Robb Lamont is a pancreatic cancer survivor and Moffitt patient who was diagnosed in 2009 at the age of 36. Robb’s pancreatic cancer treatments have included surgeries, chemotherapy, radiation, and a clinical trial. Robb is passionate about making a difference in the fight against pancreatic cancer. As a volunteer for the Pancreatic Cancer Action Network, Robb speaks with fellow pancreatic cancer survivors and their families about his experiences with the disease. Robb also helps bring awareness to pancreatic cancer by making speeches, writing articles and appearing on television. Robb and his family and friends continue to raise money to help support pancreatic cancer research. Robb lives in Tampa, Florida with his wife Lori and sons Ryan and John.
Suzanne Lechner’s research program focuses on adaptation to cancer among cancer survivors and newly diagnosed individuals, with a particular focus on populations that suffer from health disparities. Dr. Lechner leads biobehavioral clinical intervention trials to examine whether psychological, physical and physiological adjustment is modifiable using stress management and other biobehavioral interventions. Using a psychoneuroimmunology approach, Dr. Lechner’s survivorship laboratory is currently examining the effects of stress management and cancer wellness interventions for Black women with breast cancer who have recently completed treatment. This research program, dubbed Project CARE, is supported by the National Cancer Institute (NIH). The goal of this line of research is to test theoretically-driven and empirically-supported psychosocial interventions for underserved women with breast cancer within a community setting. In addition to her work in the various Black communities of South Florida, her research in health disparities extends to Hispanic Spanish-speaking women and young adults (who are a recognized health disparities population). Dr. Lechner favors community-engaged research methods to ascertain the needs and preferences of populations by directly seeking input from members of the community and engaging stakeholders and health professionals in the process. Armed with information from these groups, she designs psychosocial oncology interventions based on evidence-based behavioral medicine practice. An expert on the topic of benefit-finding and post-traumatic growth, Dr. Lechner’s research program also examines the development of positive perceptions of cancer, such as deepened personal relationships, enhanced personal strength, or clearer priorities. Her work has shown that benefit-finding and post-traumatic growth.

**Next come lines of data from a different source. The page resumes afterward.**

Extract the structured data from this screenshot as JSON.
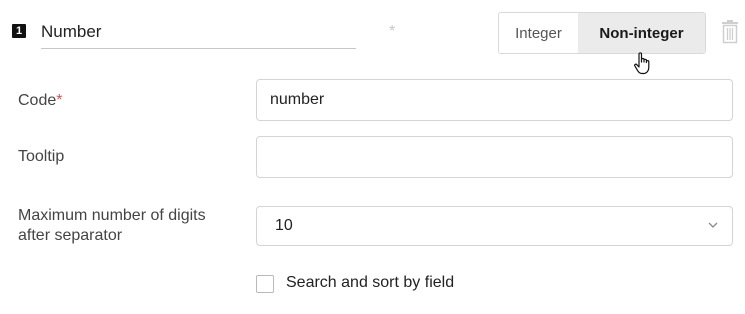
{
  "field": {
    "index": "1",
    "name_value": "Number",
    "required_marker": "*"
  },
  "type_toggle": {
    "options": [
      "Integer",
      "Non-integer"
    ],
    "selected": "Non-integer"
  },
  "form": {
    "code": {
      "label": "Code",
      "required_marker": "*",
      "value": "number"
    },
    "tooltip": {
      "label": "Tooltip",
      "value": ""
    },
    "max_digits": {
      "label_line1": "Maximum number of digits",
      "label_line2": "after separator",
      "selected_value": "10"
    },
    "search_sort": {
      "label": "Search and sort by field",
      "checked": false
    }
  },
  "icons": {
    "delete": "trash-icon",
    "cursor": "hand-pointer-cursor-icon",
    "select_arrow": "chevron-down-icon"
  },
  "colors": {
    "required": "#d9534f",
    "toggle_active_bg": "#ebebeb",
    "border": "#d4d4d4"
  }
}
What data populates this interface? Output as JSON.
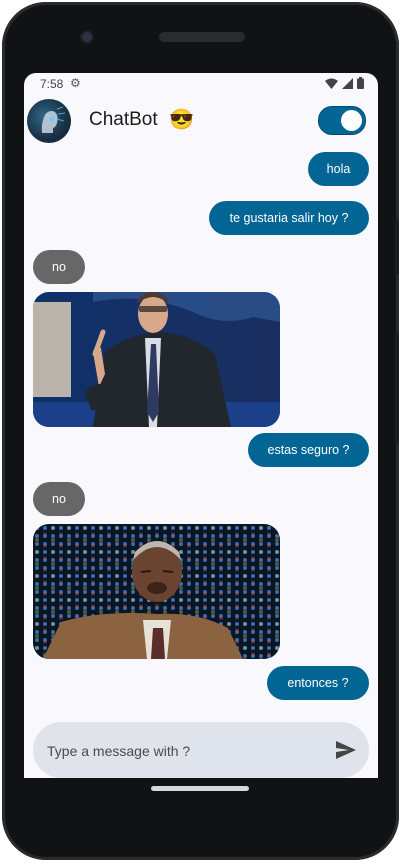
{
  "status_bar": {
    "time": "7:58"
  },
  "header": {
    "title": "ChatBot",
    "emoji": "😎",
    "toggle_on": true
  },
  "colors": {
    "accent": "#036594",
    "received": "#676767",
    "background": "#f9f8fd",
    "input_bg": "#dfe3ec"
  },
  "messages": [
    {
      "type": "sent",
      "text": "hola"
    },
    {
      "type": "sent",
      "text": "te gustaria salir hoy ?"
    },
    {
      "type": "received",
      "text": "no"
    },
    {
      "type": "gif",
      "subject": "man-in-suit-pointing"
    },
    {
      "type": "sent",
      "text": "estas seguro ?"
    },
    {
      "type": "received",
      "text": "no"
    },
    {
      "type": "gif",
      "subject": "man-laughing-lights"
    },
    {
      "type": "sent",
      "text": "entonces ?"
    }
  ],
  "composer": {
    "placeholder": "Type a message with ?",
    "send_icon": "send-icon"
  }
}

Dr. Xia Wang received her MD from Peking Union Medical University, Beijing, China and her PhD in Biochemistry at Wayne State University. She completed an Internal Medicine Residency at William Beaumont Hospital at Grosse Point, Michigan and a Clinical Medical Genetics Residency at Detroit Medical Center. Dr. Wang’s clinical interests are in hereditary cancer risk assessment, cancer syndrome diagnosis and genetic testing. Her research interests include Neurofibromatosis type 1 as a hereditary cancer syndrome and exploration for high or low penetrance germline hereditary cancer risk.